Cape Pearly-Eyed Ground Spider
- Conservation status: Least Concern (SANBI Red List)

Scientific classification
- Kingdom: Animalia
- Phylum: Arthropoda
- Subphylum: Chelicerata
- Class: Arachnida
- Order: Araneae
- Infraorder: Araneomorphae
- Family: Gnaphosidae
- Genus: Camillina
- Species: C. capensis
- Binomial name: Camillina capensis Platnick & Murphy, 1987

= Camillina capensis =

- Authority: Platnick & Murphy, 1987
- Conservation status: LC

Species of spider

Camillina capensis is a species of spider in the family Gnaphosidae. It is endemic to South Africa and is commonly known as the Cape pearly-eyed ground spider.

==Distribution==
Camillina capensis is endemic to South Africa, where it occurs in three provinces: Eastern Cape, Gauteng, and Western Cape.

==Habitat and ecology==
The species is a free-living ground dweller found at altitudes ranging from 56 to 1,333 m above sea level.

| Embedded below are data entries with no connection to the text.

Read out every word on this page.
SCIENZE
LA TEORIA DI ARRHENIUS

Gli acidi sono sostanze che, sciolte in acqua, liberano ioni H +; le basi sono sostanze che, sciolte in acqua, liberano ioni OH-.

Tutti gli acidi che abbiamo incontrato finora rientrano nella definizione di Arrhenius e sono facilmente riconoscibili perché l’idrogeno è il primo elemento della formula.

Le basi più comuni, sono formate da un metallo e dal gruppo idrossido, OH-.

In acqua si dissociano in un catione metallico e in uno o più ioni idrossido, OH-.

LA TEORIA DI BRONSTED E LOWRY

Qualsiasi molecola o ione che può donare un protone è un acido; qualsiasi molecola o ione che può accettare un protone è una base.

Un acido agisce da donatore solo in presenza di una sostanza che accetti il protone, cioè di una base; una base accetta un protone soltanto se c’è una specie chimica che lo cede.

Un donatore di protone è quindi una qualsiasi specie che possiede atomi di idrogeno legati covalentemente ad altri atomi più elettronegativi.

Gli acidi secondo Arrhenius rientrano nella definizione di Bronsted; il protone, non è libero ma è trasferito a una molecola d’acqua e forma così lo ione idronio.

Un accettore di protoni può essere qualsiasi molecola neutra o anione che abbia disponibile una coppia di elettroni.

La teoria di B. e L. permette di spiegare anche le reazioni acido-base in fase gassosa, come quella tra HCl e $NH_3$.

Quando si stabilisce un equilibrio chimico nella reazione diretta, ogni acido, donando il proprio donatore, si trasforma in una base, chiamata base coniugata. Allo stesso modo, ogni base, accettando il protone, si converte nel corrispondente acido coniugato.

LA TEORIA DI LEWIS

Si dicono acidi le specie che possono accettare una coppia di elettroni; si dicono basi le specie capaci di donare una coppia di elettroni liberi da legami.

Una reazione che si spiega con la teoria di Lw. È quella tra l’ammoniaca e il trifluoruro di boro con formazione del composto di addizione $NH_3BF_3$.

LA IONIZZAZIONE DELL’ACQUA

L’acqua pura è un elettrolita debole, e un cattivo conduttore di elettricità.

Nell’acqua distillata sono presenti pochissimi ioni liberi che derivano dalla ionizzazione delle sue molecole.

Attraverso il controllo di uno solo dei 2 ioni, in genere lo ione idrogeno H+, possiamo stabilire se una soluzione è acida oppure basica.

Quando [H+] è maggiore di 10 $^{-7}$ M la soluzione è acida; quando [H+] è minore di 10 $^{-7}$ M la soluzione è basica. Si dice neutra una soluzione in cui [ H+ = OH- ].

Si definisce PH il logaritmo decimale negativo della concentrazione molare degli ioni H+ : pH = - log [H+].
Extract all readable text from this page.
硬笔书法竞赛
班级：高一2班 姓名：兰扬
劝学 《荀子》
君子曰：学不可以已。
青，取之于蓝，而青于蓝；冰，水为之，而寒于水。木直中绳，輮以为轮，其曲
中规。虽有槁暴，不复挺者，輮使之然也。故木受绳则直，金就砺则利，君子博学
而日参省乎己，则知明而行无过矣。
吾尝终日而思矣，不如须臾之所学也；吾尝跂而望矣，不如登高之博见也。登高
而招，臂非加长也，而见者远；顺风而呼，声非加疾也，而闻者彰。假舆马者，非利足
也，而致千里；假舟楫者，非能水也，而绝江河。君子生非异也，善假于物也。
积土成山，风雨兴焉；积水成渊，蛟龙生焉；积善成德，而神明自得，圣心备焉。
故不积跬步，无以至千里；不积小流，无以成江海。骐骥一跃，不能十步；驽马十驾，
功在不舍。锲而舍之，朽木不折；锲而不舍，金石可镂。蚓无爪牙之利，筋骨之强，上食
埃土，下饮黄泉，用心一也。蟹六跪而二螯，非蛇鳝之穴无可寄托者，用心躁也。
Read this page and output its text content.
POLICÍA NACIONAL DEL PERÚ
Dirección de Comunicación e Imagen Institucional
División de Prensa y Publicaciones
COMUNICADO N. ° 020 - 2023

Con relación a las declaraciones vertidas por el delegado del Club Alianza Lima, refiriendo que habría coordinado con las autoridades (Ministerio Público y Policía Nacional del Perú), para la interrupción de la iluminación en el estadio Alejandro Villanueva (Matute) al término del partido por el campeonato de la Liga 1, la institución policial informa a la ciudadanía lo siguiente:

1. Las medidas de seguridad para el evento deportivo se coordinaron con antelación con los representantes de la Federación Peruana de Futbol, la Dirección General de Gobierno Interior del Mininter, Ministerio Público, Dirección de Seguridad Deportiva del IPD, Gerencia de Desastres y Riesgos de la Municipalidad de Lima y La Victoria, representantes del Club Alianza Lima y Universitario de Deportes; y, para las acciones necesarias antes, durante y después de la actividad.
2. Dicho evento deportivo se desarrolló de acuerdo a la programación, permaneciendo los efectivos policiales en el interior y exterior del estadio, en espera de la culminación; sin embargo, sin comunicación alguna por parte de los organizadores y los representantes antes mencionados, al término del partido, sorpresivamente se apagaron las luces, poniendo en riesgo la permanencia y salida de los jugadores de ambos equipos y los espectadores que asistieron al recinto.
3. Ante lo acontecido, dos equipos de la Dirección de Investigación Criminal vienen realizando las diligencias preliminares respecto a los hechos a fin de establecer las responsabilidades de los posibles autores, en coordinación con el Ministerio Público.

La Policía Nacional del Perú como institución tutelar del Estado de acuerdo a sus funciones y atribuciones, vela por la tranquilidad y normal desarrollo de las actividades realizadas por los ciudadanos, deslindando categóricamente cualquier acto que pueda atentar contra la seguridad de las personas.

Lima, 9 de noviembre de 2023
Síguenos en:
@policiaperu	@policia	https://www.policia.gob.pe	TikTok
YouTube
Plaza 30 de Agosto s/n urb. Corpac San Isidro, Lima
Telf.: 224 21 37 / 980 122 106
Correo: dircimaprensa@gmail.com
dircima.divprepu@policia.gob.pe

It has been sampled from Grassland, Nama Karoo, Savanna, and Thicket biomes.

==Description==

C. capensis is known from both sexes.

==Conservation==
Camillina capensis is listed as Least Concern by the South African National Biodiversity Institute due to its wide geographic range. The species is protected in Mountain Zebra National Park and Swartberg Nature Reserve.

==Taxonomy==
The species was described by Platnick & Murphy in 1987 from Pineapple Research Station, East London.